According to the National Agricultural Safety Data, a rotary mower blade whirls at 2,000 or 4,000 revolutions per minute, or at 100 to 200 miles per hour. For safety reasons, it is important to know how to quickly disengage the clutch and stop the engine.

Between the years 2003-2008 in Indiana, 38 percent of all lawn-mower related injuries that were serious enough to require hospitalization involved children less than 16 years of age.  Over half (62%) of these hospitalizations involved children 6 years of age or younger.

“The majority of lawn mower-related injuries to children are to the legs, feet, or toes,” said Dr. Duwve.  “Lawn mowers have sharp, rotating blades that can cut through skin and bones, or throw objects like sticks and rocks, and cause severe injuries.  Lawn mowers also get very hot during use, and children who touch a lawn mower even after it has been stopped, may get burned.”

According to state health officials, it’s not just the lawn mowers themselves that can cause injury.   Young children can fall or slip into the operating mower blade while playing and running nearby.  Children can be injured while operating the mower themselves when too young to do so, or when preschoolers and school-age children fall off a mower while riding with an adult.  Children can be injured when mowers are placed into reverse and the operator is not aware a child is behind them.  Rocks or other objects can be thrown by the mower and strike a child, especially in the eyes or the head.
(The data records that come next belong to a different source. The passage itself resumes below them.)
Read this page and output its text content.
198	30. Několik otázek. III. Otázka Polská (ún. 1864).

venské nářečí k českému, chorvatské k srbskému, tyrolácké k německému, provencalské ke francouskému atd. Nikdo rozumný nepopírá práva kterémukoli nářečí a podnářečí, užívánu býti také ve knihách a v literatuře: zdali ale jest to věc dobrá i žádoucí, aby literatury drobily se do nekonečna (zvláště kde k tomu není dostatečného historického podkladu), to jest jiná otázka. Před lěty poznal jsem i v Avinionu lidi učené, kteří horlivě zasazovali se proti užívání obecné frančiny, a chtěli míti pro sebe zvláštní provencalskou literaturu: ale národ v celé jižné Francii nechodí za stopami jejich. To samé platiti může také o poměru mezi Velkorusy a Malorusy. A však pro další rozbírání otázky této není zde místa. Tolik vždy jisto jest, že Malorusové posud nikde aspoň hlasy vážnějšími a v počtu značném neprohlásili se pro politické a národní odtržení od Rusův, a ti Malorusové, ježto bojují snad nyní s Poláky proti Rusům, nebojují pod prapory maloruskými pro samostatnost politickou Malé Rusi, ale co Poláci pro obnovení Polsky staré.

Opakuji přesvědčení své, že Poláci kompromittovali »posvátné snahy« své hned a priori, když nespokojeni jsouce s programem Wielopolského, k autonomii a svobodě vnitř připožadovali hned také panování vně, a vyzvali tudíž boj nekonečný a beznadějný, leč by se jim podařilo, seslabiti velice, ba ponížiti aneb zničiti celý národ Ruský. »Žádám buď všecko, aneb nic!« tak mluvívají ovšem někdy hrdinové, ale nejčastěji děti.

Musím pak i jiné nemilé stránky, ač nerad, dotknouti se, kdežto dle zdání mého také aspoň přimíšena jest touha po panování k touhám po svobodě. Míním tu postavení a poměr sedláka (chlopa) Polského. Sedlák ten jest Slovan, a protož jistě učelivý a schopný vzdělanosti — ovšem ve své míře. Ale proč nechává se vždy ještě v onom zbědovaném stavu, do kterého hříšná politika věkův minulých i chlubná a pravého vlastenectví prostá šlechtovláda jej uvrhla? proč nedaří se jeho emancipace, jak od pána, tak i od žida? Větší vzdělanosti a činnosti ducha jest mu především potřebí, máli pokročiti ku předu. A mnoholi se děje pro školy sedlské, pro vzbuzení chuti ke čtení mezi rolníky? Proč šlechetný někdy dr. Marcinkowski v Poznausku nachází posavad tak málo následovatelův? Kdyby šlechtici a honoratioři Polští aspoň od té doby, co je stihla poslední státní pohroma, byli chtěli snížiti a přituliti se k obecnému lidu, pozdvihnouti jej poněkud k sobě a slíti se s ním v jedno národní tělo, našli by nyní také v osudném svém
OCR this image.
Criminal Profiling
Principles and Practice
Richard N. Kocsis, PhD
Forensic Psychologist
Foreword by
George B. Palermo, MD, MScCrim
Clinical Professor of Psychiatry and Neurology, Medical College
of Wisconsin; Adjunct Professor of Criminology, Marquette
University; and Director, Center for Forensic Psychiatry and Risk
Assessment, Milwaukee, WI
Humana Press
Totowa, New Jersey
Health officials say that children most commonly come in contact with lawn mower blades either while operating the mower themselves when too young, or are preschoolers and school-age children who fall off a mower while riding with an adult.

To help ensure the safety of children, the American Academy of Pediatrics offers these tips to parents:

Pick up objects from the lawn, like stones or toys, before mowing.